Overcoming Obstacles to ProfitabilityOctober 27, 2019
The first episode of our new podcast, Planning for Sustainability, focused on the importance of profitability to a nonprofit healthcare organization’s sustainability. In recent years, more and more not-for-profit skilled nursing facilities in particular have found themselves selling to for-profit providers because they did not accumulate enough profit to maintain viability, especially as their facilities depreciated.
What we didn’t address, however, are the obstacles standing in the way of this profitability – most significantly, the declining reimbursement rates.
In many states, Medicaid reimbursement for long-term care is inadequate to cover the cost of delivering care. At the same time, trends in post-acute care are shifting patients from being discharged to nursing homes for rehab to either home care or out-patient rehab, or a combination of both. This has resulted in a decrease in the availability of the more profitable Medicare Part A patients.
Another trend we are seeing is that more and more Medicare beneficiaries are signing up for Managed Medicare plans, which are increasingly reimbursing more like Medicaid than Medicare. This further dilutes the opportunity to make up for losses on the Medicaid side of the equation.
When leaders in the not-for-profit long-term care segment lament that their challenges are hopeless, I retort, “If it’s impossible to make a profit running your facility, then why would a for-profit company be willing to buy it from you?” Well-run for-profits, as well as successful nonprofit operators, can teach us many lessons in profitability. These operators are just as committed to quality because they know that good quality makes good business sense. So, if they are not cutting corners on quality, how do they become more profitable?
Here are some of their strategies I have observed:
- They take full advantage of any reimbursement for capital expenses and stay on top of the facility to make sure its appearance is competitive and the infrastructure is current.

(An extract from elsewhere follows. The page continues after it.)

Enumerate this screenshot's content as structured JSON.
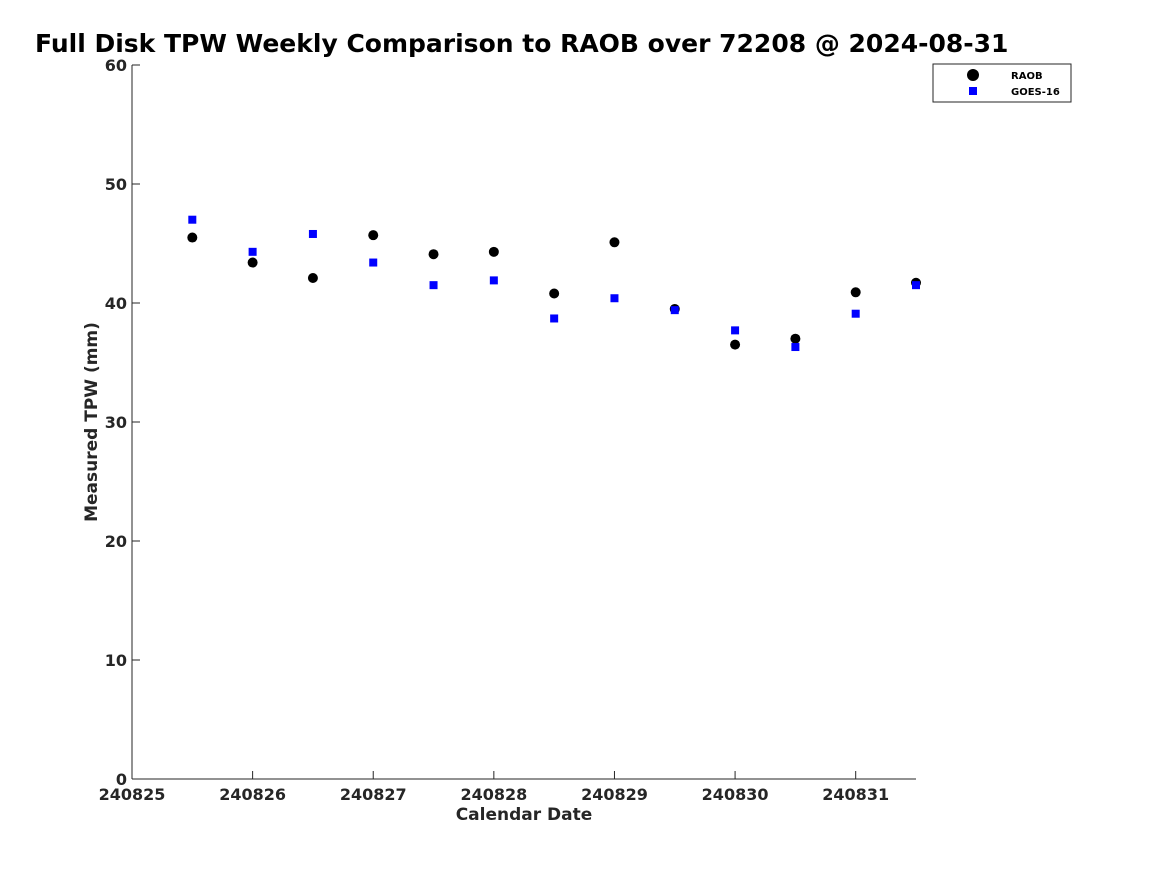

Even if there is no reimbursement strategy available, they will leverage access to capital to make sure the facility is competitive.
- They control labor costs with passion. Labor is the biggest variable cost in this business, and it must be controlled. Successful facilities will prioritize patient care positions that generate revenue over excessive management positions that don’t.They make sure everyone is working efficiently and to the “top of their license.” They engage with organized labor to get cooperation. Payroll and scheduling are controlled to eliminate waste, with a special emphasis on controlling overtime.
- They embrace and leverage technology to extend staff, whether it be electronic documentation, patient monitoring or staff communication systems.
- They aggressively identify clinical opportunities in their communities and enthusiastically pursue the development of programs to meet those needs, whether they be ventilator units, dialysis units, rehabilitation programs, etc.
- They maniacally control costs.Is the facility getting the best deal on utilities, incontinence products, workman’s compensation insurance, food and paper supplies, linen, etc.?This is not just done once in a while, but constantly.
- They bill accurately, correctly and with an endless pursuit of getting every penny deserved.The best way to get paid on a timely basis is to bill correctly.The best way to reduce denials is to follow up on them and not only get them paid, but also correct the reasons they occurred in the first place.They also aggressively and tirelessly pursue bad debt and work to reduce it.